Here’s a look at your recovery status:
6 January - Total Hip Replacemnt, surgeon advises recovery will be more extended than normal.
20 January - 2 week check up is fine. Therapy prescribed.
27 January - Started light PT. Doing daily therapy. Therapy caused light soreness, but pain in glutes. Too intense and scaled back to every other day for exercises.
10 February - Pain continues in glute muscles.
17 February - 6 week check up is fine. Off oxycodone completely.
28 February - Tried home bicycle and pushed through pain for 3 minutes.
1 March - Woke up to severe pain requiring return to pain medication. Rested 4 days. No oxycodone and pain improved slightly. Stopped therapy.
6 March - Short walk in the park with walker. Some soreness afterwards.
7 March - Woke up to severe pain. Took oxycodone for immediate relief; Tylenol 1000mg/6 hours afterwards. Swelling in hip and leg. Decided to scale back to rest, icing, elevation.
10 March - Pain continues; glute pain is off and on. Muscle spasms; taking muscle relaxant. Trying to get meds on a schedule. Still taking oxycodone.
12 March - Pain getting worse. Can’t put weight on leg without pain. Pain worse in the morning.
13 March - Significant pain and spasms in glute muscles. Possible Piriformis Syndrome.
18 March - Surgeon reports joint is fine, no Piriformis, problem is tight and inflamed muscles from previous ORIF surgery. Prescribed therapy, stretching, recumbent bike. Meloxicam prescribed for pain and inflammation. Medical massage improves muscle tightness.
19 March - Looking for ways to help tight muscles. Restarted PT and employed a variety of other treatments to help.
26 March - Report that things were trending better after starting PT and other treatments. Pain and stiffness improved. Some reductions in pain medication.
1 April - Some improvements with tight muscles. Continued problems with stiffness. Still taking oxycodone in morning.
2 April - Questioning that more progress should be made by now.
If you look at this sequence of events, it appears to me that your hip may not have had a long enough consecutive period to adequately heal whatever soft tissue inflammation was going on as you began your recovery from the THR. As you’ve seen, when something like this is happening, even what seems to be a minor increase in exercise or activity has a major impact and restarts the pain cycle. That also resets your recovery clock.

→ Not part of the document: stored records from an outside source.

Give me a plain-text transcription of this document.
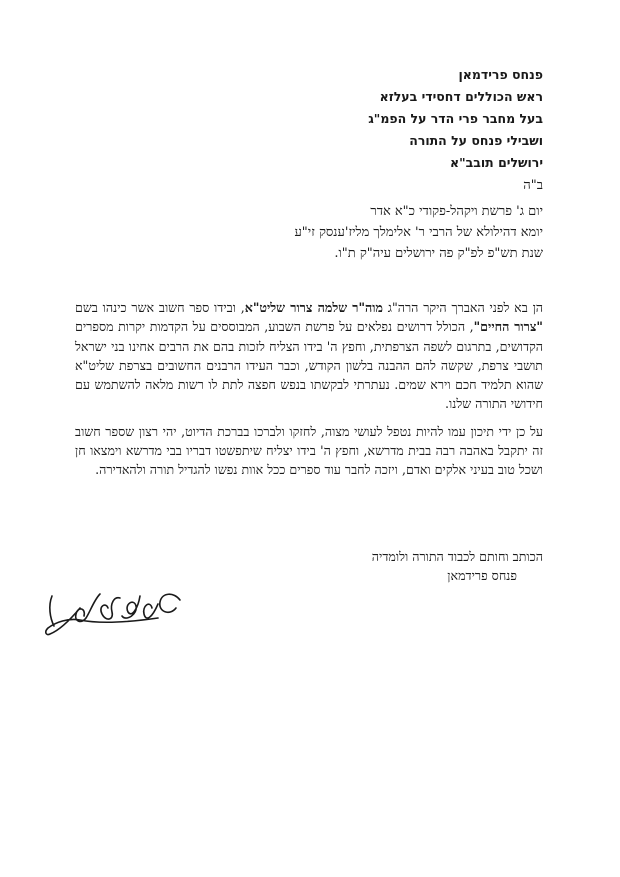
פנחס פרידמאן
ראש הכוללים דחסידי בעלזא
בעל מחבר פרי הדר על הפמ"ג
ושבילי פנחס על התורה
ירושלים תובב"א
ב"ה
יום ג' פרשת ויקהל-פקודי כ"א אדר
יומא דהילולא של הרבי ר' אלימלך מליז'ענסק זי"ע
שנת תש"פ לפ"ק פה ירושלים עיה"ק ת"ו.

הן בא לפני האברך היקר הרה"ג מוה"ר שלמה צרור שליט"א, ובידו ספר חשוב אשר כינהו בשם "צרור החיים", הכולל דרושים נפלאים על פרשת השבוע, המבוססים על הקדמות יקרות מספרים הקדושים, בתרגום לשפה הצרפתית, וחפץ ה' בידו הצליח לזכות בהם את הרבים אחינו בני ישראל תושבי צרפת, שקשה להם ההבנה בלשון הקודש, וכבר העידו הרבנים החשובים בצרפת שליט"א שהוא תלמיד חכם וירא שמים. נעתרתי לבקשתו בנפש חפצה לתת לו רשות מלאה להשתמש עם חידושי התורה שלנו.

על כן ידי תיכון עמו להיות נטפל לעושי מצוה, לחזקו ולברכו בברכת הדיוט, יהי רצון שספר חשוב זה יתקבל באהבה רבה בבית מדרשא, וחפץ ה' בידו יצליח שיתפשטו דבריו בבי מדרשא וימצאו חן ושכל טוב בעיני אלקים ואדם, ויזכה לחבר עוד ספרים ככל אוות נפשו להגדיל תורה ולהאדירה.

הכותב וחותם לכבוד התורה ולומדיה
פנחס פרידמאן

Yes, March 1 was a severe pain flare. But on March 7, when you had what sounds like a worse pain problem after your walk in the park, you go back to square one with healing. There is nothing wrong with needing the heavy duty pain medications in this case. They are a tool to help reduce inflammation which should help reduce swelling. Please take them if you cannot otherwise consistently keep your pain under control. If you allow yourself to be in pain by trying to be off whatever level of meds is required, you slow your recovery.
Be sure you’re not being too impatient with yourself about progress. As you mentioned in a couple of your posts, you are frustrated and worried because it must seem like you’ve been in recovery mode forever. You recognize that things go better when you listen to your body’s signals and slow down when you do something that causes discomfort. These two things are going to be key in your ability to recover successfully. Your body has been through a serious disruption for almost a full year. You’re not going to pop back from something like that in a few weeks or months. When your surgeon told you 6 months, he wasn’t referring to complete recovery. Even a routine hip replacement can take a full year before a person is completely back to normal. It doesn’t mean you will be in horrible pain or unable to do things during the full recovery time. Things will gradually improve. But you may not see what you feel is “improvement” for months.
I sincerely hope you can get in to see another surgeon so that you can be evaluated and hopefully everything explained clearly for you. I’m sorry you are in this position and I do know it’s difficult. If your current surgeon is correct (and I believe he probably is) that you are dealing with soft tissue inflammation, that must be stopped before anything else will begin to get better.
So in this time between now and when you may see another doctor, focus on gentle daily movement to keep your hip mobile. If it helps, continue with any other treatments you’re doing that seem to make things better and allow your body to rest and heal for weeks, not days. If you are still on medication for inflammation, continue with it. If not, ask your surgeon or GP about the possibility of taking it again for a while. This is going to take some patience on your part. The very positive news is that your implant looked good in your recent x-rays. I’m thankful for that.